Our findings that nurses’ protective knowledge regarding AD exposure was associated with using warning labels and using protective masks when handling Ads were consistent with our second hypothesis as well as with previous studies. Although our study focused on occupational exposure to ADs in nurses, it is conceivable that friends and family members are also at risk of exposure, as suggested by Sorsa et al.17

To our knowledge, this is the first study to evaluate the knowledge, attitudes, and perceptions of nurses regarding the handling of ADs in well-developed areas in China. This study gives a vivid picture of the situation in southern China, which is an economically developed area, and it gives us insights into the relationships between nurses’ knowledge, perceptions, and attitudes and their behavior and actual usage of safety measures when handling ADs, providing us a route for developing solutions to their issues. Hence, the current study sought to highlight the weak points in our system with respect to managing the concerns of nurses regarding their handling of ADs in their daily work and to determine whether protective knowledge mediates the relationship between protective training and warning label use.

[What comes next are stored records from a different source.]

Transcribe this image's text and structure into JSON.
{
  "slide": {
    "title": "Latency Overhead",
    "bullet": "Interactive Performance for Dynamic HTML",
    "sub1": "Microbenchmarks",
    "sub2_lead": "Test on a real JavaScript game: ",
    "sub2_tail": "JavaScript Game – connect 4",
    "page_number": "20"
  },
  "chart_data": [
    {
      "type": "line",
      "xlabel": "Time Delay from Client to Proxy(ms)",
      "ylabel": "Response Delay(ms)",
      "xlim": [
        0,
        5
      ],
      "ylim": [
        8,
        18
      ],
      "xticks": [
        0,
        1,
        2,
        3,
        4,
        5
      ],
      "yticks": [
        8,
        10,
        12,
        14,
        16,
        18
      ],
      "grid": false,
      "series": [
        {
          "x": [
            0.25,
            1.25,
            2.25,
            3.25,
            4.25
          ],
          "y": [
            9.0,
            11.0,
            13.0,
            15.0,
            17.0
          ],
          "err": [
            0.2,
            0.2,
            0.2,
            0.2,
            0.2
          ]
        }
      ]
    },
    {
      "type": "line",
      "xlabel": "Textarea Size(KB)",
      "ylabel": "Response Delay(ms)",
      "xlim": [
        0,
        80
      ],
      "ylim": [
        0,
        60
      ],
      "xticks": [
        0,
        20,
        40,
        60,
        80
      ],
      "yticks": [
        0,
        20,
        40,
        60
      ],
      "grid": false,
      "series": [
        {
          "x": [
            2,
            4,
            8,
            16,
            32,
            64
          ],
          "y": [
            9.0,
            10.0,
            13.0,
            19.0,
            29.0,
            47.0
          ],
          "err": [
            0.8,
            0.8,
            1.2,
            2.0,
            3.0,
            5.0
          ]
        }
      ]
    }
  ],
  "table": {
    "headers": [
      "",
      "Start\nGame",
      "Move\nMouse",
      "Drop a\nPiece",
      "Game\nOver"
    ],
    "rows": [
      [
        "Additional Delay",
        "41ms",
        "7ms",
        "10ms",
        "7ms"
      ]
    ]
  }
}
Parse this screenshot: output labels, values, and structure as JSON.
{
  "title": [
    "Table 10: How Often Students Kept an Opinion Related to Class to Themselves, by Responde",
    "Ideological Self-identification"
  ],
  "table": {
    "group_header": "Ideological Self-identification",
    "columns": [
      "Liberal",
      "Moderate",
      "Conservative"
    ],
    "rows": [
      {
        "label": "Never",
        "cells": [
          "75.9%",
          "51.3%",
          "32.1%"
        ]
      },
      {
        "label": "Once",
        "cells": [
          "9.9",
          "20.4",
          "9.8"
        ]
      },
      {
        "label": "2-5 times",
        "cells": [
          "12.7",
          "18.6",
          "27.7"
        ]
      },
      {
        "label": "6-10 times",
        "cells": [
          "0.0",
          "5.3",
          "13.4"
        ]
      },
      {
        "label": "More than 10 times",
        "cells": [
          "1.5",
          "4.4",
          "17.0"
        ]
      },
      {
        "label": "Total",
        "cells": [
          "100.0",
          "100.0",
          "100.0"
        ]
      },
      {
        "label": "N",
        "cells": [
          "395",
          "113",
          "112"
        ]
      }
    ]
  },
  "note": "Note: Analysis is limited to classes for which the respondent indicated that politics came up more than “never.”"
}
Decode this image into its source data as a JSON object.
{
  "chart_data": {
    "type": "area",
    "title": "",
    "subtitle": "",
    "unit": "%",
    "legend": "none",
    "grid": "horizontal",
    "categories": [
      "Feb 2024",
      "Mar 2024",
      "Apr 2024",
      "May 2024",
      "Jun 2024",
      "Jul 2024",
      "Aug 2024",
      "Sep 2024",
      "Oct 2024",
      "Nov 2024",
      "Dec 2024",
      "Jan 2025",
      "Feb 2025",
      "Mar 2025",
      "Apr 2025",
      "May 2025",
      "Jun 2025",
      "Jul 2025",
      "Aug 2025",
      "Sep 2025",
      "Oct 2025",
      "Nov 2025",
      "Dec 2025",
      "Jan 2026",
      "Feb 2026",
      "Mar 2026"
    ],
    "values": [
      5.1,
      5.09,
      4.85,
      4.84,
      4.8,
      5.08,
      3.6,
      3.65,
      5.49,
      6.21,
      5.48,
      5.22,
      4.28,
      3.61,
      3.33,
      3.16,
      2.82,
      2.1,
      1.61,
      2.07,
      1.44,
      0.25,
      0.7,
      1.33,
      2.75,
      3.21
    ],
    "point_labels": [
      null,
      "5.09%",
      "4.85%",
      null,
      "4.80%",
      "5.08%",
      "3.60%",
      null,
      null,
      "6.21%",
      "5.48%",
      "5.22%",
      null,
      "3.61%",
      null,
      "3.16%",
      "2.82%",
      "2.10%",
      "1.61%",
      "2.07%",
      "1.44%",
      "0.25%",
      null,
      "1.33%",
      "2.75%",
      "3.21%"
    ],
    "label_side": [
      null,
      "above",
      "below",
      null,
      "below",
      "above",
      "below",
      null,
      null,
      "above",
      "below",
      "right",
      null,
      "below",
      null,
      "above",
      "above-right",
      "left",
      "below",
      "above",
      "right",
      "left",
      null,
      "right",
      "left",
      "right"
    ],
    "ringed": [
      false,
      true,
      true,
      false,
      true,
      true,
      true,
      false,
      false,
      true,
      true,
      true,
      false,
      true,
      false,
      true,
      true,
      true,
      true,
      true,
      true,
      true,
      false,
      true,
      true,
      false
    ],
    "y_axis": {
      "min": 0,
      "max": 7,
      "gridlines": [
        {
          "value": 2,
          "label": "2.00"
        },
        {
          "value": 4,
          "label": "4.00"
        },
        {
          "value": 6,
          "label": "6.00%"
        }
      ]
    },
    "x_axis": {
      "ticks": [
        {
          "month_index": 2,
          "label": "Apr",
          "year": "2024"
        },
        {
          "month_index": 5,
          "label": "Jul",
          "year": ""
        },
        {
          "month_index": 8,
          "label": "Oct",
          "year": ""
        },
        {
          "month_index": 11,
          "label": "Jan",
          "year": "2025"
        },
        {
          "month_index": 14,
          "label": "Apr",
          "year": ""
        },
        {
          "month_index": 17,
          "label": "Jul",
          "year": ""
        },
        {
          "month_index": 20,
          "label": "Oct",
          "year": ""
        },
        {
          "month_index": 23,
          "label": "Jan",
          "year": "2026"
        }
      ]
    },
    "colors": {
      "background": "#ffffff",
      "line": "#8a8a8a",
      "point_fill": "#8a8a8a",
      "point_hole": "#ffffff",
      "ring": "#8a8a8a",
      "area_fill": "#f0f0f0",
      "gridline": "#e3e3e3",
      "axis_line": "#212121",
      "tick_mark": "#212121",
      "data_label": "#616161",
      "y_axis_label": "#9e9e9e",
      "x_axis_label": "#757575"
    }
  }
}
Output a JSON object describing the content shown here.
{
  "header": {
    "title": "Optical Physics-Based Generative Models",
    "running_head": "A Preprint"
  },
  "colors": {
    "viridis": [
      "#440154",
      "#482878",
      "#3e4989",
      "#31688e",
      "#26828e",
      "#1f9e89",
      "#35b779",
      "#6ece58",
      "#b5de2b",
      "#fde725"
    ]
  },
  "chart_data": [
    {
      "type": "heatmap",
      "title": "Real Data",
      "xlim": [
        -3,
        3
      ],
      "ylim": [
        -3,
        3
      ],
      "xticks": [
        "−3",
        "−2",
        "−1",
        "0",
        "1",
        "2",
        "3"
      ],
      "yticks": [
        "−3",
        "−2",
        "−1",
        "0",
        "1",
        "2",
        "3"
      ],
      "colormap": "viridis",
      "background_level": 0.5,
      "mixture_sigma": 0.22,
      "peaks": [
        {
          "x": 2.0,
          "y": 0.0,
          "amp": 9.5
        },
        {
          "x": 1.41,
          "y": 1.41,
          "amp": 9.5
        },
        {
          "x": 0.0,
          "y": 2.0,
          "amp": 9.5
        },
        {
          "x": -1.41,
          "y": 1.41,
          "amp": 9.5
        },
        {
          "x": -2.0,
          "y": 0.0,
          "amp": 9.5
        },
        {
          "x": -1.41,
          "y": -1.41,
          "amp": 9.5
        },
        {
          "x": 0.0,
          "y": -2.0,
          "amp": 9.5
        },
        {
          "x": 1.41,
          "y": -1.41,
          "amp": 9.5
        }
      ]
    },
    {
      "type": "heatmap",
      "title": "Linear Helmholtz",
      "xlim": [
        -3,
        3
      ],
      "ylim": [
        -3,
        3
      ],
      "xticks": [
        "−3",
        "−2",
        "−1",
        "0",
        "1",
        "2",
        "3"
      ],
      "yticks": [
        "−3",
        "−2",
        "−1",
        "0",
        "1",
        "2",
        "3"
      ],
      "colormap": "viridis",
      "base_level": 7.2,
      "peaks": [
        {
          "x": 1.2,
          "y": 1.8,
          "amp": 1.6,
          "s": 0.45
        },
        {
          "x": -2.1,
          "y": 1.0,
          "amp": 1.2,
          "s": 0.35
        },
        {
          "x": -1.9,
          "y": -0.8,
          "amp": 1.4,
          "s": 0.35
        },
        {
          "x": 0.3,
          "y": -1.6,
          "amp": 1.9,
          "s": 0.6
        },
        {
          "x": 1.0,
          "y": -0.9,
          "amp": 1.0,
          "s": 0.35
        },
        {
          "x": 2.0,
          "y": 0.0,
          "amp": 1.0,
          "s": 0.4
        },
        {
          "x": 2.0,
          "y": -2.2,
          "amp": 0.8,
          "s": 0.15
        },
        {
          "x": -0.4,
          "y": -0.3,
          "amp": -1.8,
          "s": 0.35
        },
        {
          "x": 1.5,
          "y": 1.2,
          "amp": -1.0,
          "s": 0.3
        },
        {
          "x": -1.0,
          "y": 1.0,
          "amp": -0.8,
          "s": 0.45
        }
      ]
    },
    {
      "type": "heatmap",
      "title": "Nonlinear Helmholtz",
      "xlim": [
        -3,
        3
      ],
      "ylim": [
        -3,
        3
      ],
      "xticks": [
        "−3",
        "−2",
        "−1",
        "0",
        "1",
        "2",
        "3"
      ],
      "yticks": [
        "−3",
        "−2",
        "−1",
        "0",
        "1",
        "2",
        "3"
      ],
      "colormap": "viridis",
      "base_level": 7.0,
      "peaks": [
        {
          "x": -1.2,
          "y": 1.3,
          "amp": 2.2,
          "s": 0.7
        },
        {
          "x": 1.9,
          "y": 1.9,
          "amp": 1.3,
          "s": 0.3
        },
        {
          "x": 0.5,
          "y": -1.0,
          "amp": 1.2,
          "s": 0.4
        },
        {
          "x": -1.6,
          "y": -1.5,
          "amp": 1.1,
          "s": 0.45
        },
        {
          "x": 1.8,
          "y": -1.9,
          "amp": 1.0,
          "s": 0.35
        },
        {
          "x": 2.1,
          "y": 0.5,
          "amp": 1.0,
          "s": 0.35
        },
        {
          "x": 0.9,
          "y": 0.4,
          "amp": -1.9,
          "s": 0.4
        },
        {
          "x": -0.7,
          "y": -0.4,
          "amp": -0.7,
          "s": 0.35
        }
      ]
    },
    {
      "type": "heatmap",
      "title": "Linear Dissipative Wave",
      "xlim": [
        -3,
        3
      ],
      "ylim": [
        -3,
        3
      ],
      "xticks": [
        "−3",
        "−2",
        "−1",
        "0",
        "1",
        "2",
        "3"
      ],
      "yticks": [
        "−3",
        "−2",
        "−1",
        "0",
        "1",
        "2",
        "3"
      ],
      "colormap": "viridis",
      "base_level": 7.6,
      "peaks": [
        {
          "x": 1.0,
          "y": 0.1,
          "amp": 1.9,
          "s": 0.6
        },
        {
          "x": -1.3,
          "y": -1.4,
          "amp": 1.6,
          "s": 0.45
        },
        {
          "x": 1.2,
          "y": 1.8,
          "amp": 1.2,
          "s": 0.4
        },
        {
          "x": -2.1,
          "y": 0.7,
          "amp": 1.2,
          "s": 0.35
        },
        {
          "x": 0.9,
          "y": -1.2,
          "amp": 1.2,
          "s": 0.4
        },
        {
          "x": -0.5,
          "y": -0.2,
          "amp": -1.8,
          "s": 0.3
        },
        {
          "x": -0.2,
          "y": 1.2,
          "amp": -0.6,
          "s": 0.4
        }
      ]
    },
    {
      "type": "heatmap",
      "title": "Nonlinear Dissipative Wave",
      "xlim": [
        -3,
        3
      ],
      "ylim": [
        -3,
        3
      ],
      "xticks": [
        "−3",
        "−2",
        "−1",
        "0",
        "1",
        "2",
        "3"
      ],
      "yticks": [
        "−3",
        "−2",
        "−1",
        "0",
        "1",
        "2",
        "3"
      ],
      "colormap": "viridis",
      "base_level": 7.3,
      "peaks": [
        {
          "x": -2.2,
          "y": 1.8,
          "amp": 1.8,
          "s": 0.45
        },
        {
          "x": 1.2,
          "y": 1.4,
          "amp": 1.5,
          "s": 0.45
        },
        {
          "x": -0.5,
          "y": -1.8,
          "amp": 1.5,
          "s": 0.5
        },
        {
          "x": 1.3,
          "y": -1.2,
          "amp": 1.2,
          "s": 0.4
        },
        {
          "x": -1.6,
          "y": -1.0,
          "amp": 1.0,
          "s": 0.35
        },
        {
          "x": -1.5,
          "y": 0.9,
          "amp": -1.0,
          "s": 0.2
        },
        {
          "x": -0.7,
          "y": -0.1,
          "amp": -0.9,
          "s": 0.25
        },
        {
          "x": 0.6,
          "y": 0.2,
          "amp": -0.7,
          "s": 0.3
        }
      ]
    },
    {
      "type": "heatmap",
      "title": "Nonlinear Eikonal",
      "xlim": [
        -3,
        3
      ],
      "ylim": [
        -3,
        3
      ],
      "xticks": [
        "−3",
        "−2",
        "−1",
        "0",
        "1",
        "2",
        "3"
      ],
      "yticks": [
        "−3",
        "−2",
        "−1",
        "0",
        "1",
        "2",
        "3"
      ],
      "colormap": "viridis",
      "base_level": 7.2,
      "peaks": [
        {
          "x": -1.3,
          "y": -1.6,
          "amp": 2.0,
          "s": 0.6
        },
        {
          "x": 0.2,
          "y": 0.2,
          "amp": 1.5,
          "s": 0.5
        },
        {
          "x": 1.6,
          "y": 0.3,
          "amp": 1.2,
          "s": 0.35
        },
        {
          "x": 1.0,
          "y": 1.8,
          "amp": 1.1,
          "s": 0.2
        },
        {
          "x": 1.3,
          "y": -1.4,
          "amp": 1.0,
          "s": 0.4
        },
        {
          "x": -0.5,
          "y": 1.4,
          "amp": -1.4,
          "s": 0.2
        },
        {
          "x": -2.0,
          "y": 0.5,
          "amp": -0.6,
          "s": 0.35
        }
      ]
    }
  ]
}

The current study had a few limitations as well. One limitation of this study is that the questionnaire data are self-reported and we were unable to confirm the accuracy of responses regarding behaviors, i.e., hand hygiene practices and glove usage. Another limitation was that the survey was conducted in a developed area of China where upper socioeconomic classes predominate. Therefore, we could not differentiate the perceptions of nurses according to socioeconomic strata.

Conclusions

In conclusion, this is the first study to find evidence for the effect of the combination of protective knowledge, protective training, warning label use, and protective mask use among Chinese nurses in developed cities. Exposure to ADs is a known risk in hospitals in China and globally; in addition, the study provides information that can be used to formulate policies and to implement control measures to protect nurses. The findings of this study have provided baseline information on the current state of Chinese nurses’ perceptions, knowledge, and preventive behavior toward ADs as the crisis is happening. Training is also recommended to improve nurses’ perceptions of the risks associated with ADs.

Relevance to clinical practice

The safety protection of nurses is the key point in the field of medical and health care. It is helpful to know their knowledge, belief, and practice about the occupational environment of tumors and provide reference and basis for the management department to formulate nurse training plan and occupational protection countermeasures. The findings of this study have provided baseline information on the current state of Chinese nurses’ perceptions, knowledge, and preventive behaviors toward AD as the crisis is happening. The findings revealed some areas that should be focused on by nursing education, as well as health agencies, to ensure that the nurses have adequate knowledge and correct preventive behaviors. Such research will help identify further targets for intervention in the knowledge, perceptions, and behaviors of nurses with respect to ADs.